Field Day 2020
Field Day is always the fourth full weekend of June, beginning at 1800 UTC (2:00pm) Saturday and running through 2059 UTC (2:00pm) Sunday.
Field Day 2020 will be held June 27-28 at Victoria Park in Owen Sound (
Field Day is an annual amateur radio exercise, encouraging emergency communications preparedness among amateur radio operators. In Canada, it is typically the largest single emergency preparedness exercise in the country, with over 3000 operators participating each year. Field Day is always the fourth full weekend of June, beginning at 1800 UTC Saturday and running through 2059 UTC Sunday.

Since the first Field Day in 1933, radio amateurs throughout North America have practiced the rapid deployment of radio communications equipment in environments ranging from operations under tents in remote areas to operations inside Emergency Operations Centers (EOCs). Operations using emergency and alternative power sources are highly encouraged, since electricity and other public infrastructures are often among the first to fail during a natural disaster or severe weather.

To determine the effectiveness of the exercise and of each participant's operations, there is an integrated contesting component, and many clubs also engage in concurrent leisure activities (camping out, cookouts, etc.). Operations typically last a continuous twenty-four hours, requiring scheduled relief operators to keep stations on the air. Additional contest points are awarded for experimenting with unusual modes, making contacts via satellite, and involving youth in the activity.

Other club activities



Public Demonstration of Emergency Communications Owen Sound, ON


The Georgian Bay Amateur Radio Club will be demonstrating emergency communications at Victoria Park in Owen Sound.

On-air operations will begin at 2:00 PM on Saturday 28 June and continue through the night until 5:00 PM Sunday 29 June.  GBARC cordially invites the public to come and see ham radio's capabilities.


Despite the Internet, cell phones, email and texting, every year whole regions find themselves in the dark.  Natural disasters such as tornadoes, fires, floods, and storms leave people without the means to communicate. When disaster strikes, the one consistent service that has never failed has been Amateur Radio.  Amateur Radio operators, often called 'hams', provide backup communications for provincial and state Emergency Management Organizations, the Red Cross, Salvation Army and other agencies.  When trouble is brewing, Amateur Radio operators are often the first to provide rescuers with critical information and communications.

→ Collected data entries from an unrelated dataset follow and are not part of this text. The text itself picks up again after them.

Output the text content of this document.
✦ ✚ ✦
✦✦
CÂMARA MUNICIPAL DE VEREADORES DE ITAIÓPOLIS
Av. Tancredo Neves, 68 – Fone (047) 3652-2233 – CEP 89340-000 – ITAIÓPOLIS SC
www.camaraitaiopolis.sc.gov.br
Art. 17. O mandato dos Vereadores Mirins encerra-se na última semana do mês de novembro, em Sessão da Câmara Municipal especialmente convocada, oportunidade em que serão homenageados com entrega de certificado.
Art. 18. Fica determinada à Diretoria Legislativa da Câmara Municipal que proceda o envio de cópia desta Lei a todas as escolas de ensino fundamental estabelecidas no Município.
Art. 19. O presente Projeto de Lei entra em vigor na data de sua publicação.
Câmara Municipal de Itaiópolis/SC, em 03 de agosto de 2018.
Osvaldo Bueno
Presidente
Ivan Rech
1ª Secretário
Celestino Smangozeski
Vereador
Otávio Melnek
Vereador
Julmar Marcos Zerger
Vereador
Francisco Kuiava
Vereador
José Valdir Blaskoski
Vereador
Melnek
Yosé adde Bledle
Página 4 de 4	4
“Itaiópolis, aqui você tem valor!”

On the last full weekend of June, your local 'hams' will join with thousands of other Amateur Radio operators across North America in showing their emergency capabilities.  The public will have a chance to meet and talk with local ham radio operators and see for themselves what the Amateur Radio Service is about, as hams across Canada and the USA will be holding public demonstrations of emergency communications abilities.

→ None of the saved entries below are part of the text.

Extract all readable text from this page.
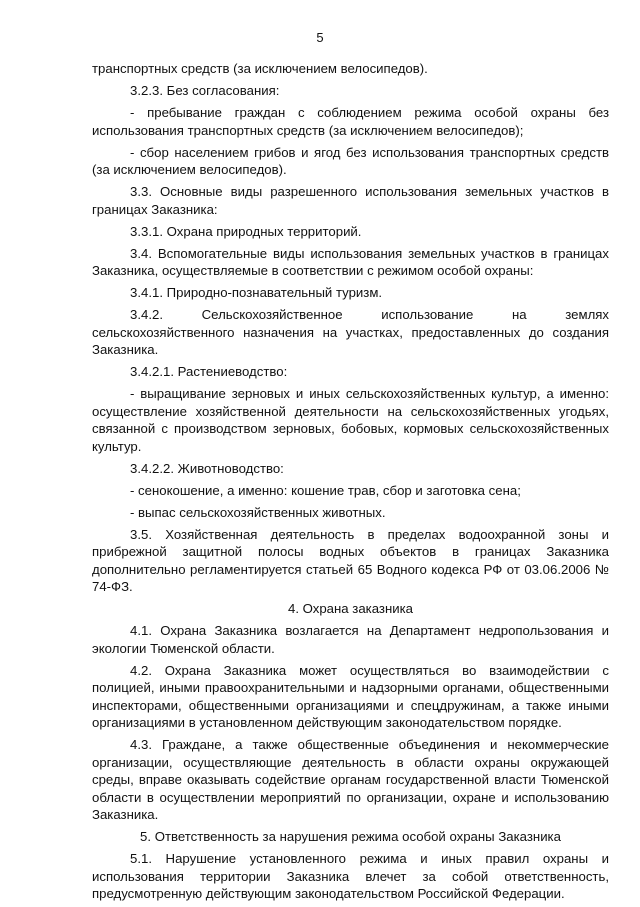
5

транспортных средств (за исключением велосипедов).

3.2.3. Без согласования:

- пребывание граждан с соблюдением режима особой охраны без использования транспортных средств (за исключением велосипедов);

- сбор населением грибов и ягод без использования транспортных средств (за исключением велосипедов).

3.3. Основные виды разрешенного использования земельных участков в границах Заказника:

3.3.1. Охрана природных территорий.

3.4. Вспомогательные виды использования земельных участков в границах Заказника, осуществляемые в соответствии с режимом особой охраны:

3.4.1. Природно-познавательный туризм.

3.4.2. Сельскохозяйственное использование на землях сельскохозяйственного назначения на участках, предоставленных до создания Заказника.

3.4.2.1. Растениеводство:

- выращивание зерновых и иных сельскохозяйственных культур, а именно: осуществление хозяйственной деятельности на сельскохозяйственных угодьях, связанной с производством зерновых, бобовых, кормовых сельскохозяйственных культур.

3.4.2.2. Животноводство:

- сенокошение, а именно: кошение трав, сбор и заготовка сена;

- выпас сельскохозяйственных животных.

3.5. Хозяйственная деятельность в пределах водоохранной зоны и прибрежной защитной полосы водных объектов в границах Заказника дополнительно регламентируется статьей 65 Водного кодекса РФ от 03.06.2006 № 74-ФЗ.

4. Охрана заказника

4.1. Охрана Заказника возлагается на Департамент недропользования и экологии Тюменской области.

4.2. Охрана Заказника может осуществляться во взаимодействии с полицией, иными правоохранительными и надзорными органами, общественными инспекторами, общественными организациями и спецдружинам, а также иными организациями в установленном действующим законодательством порядке.

4.3. Граждане, а также общественные объединения и некоммерческие организации, осуществляющие деятельность в области охраны окружающей среды, вправе оказывать содействие органам государственной власти Тюменской области в осуществлении мероприятий по организации, охране и использованию Заказника.

5. Ответственность за нарушения режима особой охраны Заказника

5.1. Нарушение установленного режима и иных правил охраны и использования территории Заказника влечет за собой ответственность, предусмотренную действующим законодательством Российской Федерации.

This annual event is called "Field Day".  Using only emergency power supplies, ham operators will construct emergency stations in parks, shopping malls, schools and backyards around the country.  Their slogan, 'When All Else Fails, Ham Radio Works' is more than just words to the hams, as they prove they can communicate without the use of phone systems, internet or any other infrastructure that can be compromised in a crisis.  More than 40,000 Amateur Radio operators across the continent participated in last year's event.

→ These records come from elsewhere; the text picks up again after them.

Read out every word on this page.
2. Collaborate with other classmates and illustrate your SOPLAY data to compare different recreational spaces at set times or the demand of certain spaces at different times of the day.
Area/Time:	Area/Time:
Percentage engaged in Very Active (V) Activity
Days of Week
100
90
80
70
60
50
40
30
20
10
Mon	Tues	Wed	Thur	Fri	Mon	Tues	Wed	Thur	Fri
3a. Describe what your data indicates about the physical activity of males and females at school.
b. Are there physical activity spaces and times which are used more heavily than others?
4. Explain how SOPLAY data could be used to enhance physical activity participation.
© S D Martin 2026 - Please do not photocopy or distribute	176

Amateur Radio is growing in Canada and worldwide. There are over 70,000 Amateur Radio licensees in Canada, and more than 3 million around the world.  The national organization for Amateur Radio in Canada is Radio Amateurs of Canada (RAC).  Through RAC's Amateur Radio Emergency Service (ARES) program, ham volunteers provide emergency support communications for provincial and local emergency response agencies across the country.


In June, 2013 when the Alberta flood ravaged High River, communication lines overloaded and shut down, forcing emergency responders to rely solely on amateur radio.  Volunteers manned the radios in shifts, delivering 24 hr. coverage for four days.  More volunteers set up shop in other affected areas, including Calgary and Medicine Hat.  Without their help, the situation in High River could have proved much more dire, said Kerry Atkinson, Edmonton's emergency co-ordinator for the Amateur Radio Emergency Service.


'They wouldn't have known that they needed helicopters to get people off the roofs. They wouldn't have known the hospital was being flooded and needed to be evacuated. In terms of the provincial picture, they would not have been able to tell what was going on in High River,' Atkinson said.


When Hurricane Sandy hit the US in October 2012, Amateur Radio volunteers all along the eastern seaboard, and as far away as Ohio, were activated by state and local Emergency Management organizations to assist with communications.  Over a four day period, dozens of hams provided 24 hr. coverage to support the response effort.


Ham volunteers also provide non-emergency community services.  Locally for example, the Georgian Bay Amateur Radio Club (GBARC) provides event communications for events such as the Terry Fox Run, the Bruce Peninsula Multi Sport Race, and the Blue Mountain Half Marathon.


So come, meet and talk with the hams. See what Amateur Radio can do.  Try on-air communications for yourself.  Learn how you can become an Amateur Radio operator - before the next disaster strikes!